DENVER—Xcel Energy has delayed for at least two years a decision on whether to build a costly “clean coal” power plant in Colorado that would capture its carbon pollution and bury it underground.
Xcel does not currently need the power the plant would generate, Chief Executive Dick Kelly said Tuesday.
He also said the company would need a partner to build the plant because it would cost “way over $1 billion.” He declined to give a specific amount.
“We’re not abandoning it,” Kelly said. “It’s an important part of our future. We’re just delaying (a decision) for a couple of years.”
Minneapolis-based Xcel, the largest electric and natural gas utility in Colorado, proposed the plant last year. Xcel had said construction might begin in 2010.
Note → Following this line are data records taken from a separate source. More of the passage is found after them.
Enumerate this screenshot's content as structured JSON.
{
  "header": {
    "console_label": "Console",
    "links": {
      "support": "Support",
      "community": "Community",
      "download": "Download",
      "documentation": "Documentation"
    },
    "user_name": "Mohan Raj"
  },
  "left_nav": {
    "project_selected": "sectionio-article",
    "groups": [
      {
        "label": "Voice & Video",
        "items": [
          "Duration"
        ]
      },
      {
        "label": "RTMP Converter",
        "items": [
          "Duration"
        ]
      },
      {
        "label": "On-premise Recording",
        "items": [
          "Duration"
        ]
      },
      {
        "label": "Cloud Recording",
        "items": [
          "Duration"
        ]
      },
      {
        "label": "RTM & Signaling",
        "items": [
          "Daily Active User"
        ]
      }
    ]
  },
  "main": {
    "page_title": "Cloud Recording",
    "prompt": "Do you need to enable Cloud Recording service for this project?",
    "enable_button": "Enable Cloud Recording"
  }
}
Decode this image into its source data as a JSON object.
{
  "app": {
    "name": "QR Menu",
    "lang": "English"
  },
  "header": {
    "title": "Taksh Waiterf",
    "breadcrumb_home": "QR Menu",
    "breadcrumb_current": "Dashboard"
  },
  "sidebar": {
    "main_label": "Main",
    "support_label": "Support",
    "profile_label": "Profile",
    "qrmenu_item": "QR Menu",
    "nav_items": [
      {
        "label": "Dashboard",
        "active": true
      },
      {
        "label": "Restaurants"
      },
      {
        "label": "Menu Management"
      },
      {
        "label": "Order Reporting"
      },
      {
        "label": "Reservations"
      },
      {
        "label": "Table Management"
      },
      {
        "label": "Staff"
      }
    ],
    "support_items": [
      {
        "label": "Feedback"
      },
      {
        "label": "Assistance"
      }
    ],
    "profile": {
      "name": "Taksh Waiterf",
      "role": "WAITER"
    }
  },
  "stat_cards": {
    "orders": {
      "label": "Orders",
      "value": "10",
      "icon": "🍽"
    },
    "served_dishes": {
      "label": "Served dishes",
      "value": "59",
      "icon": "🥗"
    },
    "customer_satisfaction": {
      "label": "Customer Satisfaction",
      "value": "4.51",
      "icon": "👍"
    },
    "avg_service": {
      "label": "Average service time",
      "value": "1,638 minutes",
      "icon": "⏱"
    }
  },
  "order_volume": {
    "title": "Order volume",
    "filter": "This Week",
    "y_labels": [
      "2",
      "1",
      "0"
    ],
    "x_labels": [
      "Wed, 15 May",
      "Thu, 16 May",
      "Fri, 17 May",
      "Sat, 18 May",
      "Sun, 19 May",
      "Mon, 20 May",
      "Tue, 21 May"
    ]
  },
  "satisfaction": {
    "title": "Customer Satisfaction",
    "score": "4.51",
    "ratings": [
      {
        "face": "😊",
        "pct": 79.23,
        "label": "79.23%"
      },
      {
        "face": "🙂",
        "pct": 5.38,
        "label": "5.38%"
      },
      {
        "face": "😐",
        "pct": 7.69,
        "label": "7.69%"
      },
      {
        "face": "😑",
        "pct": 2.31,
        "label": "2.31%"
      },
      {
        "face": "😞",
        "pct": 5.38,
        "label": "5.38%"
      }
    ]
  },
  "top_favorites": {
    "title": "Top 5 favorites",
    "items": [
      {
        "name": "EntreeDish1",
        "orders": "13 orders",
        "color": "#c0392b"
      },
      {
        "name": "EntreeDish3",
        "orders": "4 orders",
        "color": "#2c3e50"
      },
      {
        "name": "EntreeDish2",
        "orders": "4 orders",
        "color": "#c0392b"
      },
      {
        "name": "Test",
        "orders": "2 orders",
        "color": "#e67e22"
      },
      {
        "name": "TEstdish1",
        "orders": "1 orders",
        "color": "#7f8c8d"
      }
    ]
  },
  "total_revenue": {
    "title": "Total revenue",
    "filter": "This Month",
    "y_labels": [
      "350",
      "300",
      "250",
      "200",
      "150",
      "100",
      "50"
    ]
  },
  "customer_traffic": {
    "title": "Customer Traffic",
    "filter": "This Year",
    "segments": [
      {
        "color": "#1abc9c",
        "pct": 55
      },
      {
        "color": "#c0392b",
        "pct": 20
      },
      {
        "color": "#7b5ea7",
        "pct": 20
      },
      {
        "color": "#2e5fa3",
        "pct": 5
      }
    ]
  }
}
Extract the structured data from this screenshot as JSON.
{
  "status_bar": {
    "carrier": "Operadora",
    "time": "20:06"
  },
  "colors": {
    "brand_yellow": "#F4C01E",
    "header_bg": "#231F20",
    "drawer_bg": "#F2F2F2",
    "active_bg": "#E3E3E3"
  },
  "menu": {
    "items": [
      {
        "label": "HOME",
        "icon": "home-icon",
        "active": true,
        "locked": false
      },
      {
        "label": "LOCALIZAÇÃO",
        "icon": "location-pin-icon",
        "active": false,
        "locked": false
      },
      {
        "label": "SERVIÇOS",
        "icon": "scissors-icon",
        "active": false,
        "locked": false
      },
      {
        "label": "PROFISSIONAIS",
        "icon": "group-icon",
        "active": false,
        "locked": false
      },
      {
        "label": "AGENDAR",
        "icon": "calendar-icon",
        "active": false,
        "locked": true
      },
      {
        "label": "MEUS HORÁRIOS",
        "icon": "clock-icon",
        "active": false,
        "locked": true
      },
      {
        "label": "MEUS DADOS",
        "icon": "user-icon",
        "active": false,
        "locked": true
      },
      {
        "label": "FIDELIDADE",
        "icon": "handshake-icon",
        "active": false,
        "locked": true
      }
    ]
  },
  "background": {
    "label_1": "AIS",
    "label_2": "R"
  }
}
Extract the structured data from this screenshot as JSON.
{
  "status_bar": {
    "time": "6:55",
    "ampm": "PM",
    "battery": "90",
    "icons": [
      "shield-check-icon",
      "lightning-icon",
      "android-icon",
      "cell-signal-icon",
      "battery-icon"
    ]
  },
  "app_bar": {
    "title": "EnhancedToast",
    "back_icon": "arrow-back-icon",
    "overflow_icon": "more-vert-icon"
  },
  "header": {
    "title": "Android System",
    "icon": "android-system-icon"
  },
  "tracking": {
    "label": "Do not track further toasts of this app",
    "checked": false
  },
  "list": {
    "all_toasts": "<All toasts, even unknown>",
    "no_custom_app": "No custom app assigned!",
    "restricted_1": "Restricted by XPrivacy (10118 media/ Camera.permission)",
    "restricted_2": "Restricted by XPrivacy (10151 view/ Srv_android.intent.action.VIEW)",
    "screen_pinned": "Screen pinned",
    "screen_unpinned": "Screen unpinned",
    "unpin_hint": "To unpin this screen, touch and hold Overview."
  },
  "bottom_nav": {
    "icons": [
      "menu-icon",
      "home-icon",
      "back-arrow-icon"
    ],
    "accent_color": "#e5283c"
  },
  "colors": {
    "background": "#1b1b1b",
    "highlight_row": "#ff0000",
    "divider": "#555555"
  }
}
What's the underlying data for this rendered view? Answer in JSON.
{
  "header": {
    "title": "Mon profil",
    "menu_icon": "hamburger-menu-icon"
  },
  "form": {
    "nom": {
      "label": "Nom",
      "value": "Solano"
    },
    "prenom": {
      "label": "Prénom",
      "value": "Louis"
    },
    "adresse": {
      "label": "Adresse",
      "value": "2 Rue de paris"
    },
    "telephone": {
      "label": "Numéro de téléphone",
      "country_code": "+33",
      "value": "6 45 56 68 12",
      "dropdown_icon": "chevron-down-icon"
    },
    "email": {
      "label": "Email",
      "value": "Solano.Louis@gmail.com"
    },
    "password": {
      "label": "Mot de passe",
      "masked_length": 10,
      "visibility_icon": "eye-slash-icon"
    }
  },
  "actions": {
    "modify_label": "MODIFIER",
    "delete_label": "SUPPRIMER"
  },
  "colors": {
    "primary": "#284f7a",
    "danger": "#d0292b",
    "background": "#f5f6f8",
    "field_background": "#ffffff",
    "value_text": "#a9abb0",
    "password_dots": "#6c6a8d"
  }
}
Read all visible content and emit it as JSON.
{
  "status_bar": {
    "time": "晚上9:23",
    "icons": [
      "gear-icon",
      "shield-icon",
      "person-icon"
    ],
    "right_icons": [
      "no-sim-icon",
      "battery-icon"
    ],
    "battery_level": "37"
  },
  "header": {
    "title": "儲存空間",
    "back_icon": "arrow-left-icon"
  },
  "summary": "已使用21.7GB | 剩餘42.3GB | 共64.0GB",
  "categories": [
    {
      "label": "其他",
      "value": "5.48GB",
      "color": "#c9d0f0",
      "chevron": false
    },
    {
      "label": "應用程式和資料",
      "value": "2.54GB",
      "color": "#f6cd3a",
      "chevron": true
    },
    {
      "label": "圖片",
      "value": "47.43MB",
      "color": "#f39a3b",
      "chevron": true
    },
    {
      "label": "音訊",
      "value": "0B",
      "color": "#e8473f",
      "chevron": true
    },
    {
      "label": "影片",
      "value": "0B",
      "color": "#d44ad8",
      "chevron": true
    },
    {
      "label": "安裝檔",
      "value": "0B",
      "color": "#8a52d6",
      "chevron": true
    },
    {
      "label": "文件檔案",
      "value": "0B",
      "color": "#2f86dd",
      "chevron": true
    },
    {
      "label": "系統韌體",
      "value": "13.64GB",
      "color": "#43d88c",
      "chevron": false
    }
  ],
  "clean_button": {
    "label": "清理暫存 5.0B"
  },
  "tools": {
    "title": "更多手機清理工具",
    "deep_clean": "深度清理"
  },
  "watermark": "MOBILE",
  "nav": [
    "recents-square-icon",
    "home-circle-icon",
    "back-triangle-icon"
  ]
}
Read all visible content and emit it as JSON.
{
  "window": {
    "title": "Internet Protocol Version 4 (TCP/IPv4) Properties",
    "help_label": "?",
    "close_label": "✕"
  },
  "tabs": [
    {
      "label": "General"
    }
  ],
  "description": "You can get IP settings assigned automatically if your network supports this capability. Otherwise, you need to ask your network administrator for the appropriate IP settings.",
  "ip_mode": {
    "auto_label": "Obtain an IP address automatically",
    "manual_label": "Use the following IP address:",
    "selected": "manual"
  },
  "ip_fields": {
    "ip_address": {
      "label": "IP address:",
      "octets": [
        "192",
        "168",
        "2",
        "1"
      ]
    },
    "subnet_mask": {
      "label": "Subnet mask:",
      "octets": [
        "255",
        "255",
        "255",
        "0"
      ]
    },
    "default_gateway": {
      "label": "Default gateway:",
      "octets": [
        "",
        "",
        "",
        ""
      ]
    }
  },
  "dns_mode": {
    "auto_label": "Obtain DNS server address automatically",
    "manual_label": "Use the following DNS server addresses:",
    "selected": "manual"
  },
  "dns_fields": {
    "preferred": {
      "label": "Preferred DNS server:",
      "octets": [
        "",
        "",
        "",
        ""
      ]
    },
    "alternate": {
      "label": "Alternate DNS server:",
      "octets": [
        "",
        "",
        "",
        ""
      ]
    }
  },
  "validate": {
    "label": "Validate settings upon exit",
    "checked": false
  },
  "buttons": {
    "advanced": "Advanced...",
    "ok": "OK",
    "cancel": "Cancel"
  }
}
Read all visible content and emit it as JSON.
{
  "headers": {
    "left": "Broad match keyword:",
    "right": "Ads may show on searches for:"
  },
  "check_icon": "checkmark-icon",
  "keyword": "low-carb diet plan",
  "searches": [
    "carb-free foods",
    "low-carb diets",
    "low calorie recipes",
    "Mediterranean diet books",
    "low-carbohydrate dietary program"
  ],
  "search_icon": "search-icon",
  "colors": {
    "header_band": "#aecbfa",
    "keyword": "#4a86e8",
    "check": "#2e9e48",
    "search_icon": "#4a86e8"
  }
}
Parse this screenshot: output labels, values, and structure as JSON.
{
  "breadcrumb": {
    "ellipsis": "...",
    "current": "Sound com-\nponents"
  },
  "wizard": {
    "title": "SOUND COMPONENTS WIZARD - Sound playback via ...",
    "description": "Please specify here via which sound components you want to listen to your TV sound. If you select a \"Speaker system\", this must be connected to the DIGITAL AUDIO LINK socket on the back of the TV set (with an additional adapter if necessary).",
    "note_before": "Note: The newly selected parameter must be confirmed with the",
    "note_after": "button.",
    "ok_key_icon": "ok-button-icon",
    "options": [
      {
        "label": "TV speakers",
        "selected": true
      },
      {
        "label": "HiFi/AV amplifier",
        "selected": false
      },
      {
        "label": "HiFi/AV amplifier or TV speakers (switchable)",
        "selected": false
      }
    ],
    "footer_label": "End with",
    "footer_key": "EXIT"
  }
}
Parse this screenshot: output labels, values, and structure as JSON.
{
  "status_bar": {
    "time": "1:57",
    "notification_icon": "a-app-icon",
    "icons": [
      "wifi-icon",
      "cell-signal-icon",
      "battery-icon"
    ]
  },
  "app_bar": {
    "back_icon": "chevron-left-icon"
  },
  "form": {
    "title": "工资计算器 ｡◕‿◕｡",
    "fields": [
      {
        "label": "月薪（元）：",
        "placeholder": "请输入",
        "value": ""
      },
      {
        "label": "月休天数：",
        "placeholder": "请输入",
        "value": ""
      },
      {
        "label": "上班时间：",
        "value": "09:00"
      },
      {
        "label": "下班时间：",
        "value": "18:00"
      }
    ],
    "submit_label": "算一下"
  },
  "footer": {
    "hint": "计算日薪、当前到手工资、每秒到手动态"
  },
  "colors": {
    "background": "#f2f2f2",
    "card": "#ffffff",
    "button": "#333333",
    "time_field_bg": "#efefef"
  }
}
On Tuesday, Kelly said Xcel would decide between 2009 and 2011 whether to propose the project to regulators. If the plant is built, it could open by 2016.
The plant would convert coal to gas, which burns cleaner and more efficiently than raw coal. The carbon dioxide produced by the gasification process would be injected into the ground, instead of released into the atmosphere..
A handful of plants using coal gasification have built in the U.S. and around the world, but the Xcel plant would have been the first to capture the carbon emissions and inject them underground.
Kelly said the delay in the decision did not signal a retreat from Xcel’s efforts to reduce greenhouse gases, which many scientists say are causing or contributing to global warming.
He said Xcel’s growing reliance on wind generation and other renewable energy provided enough power to make the new coal plant unnecessary for the time being.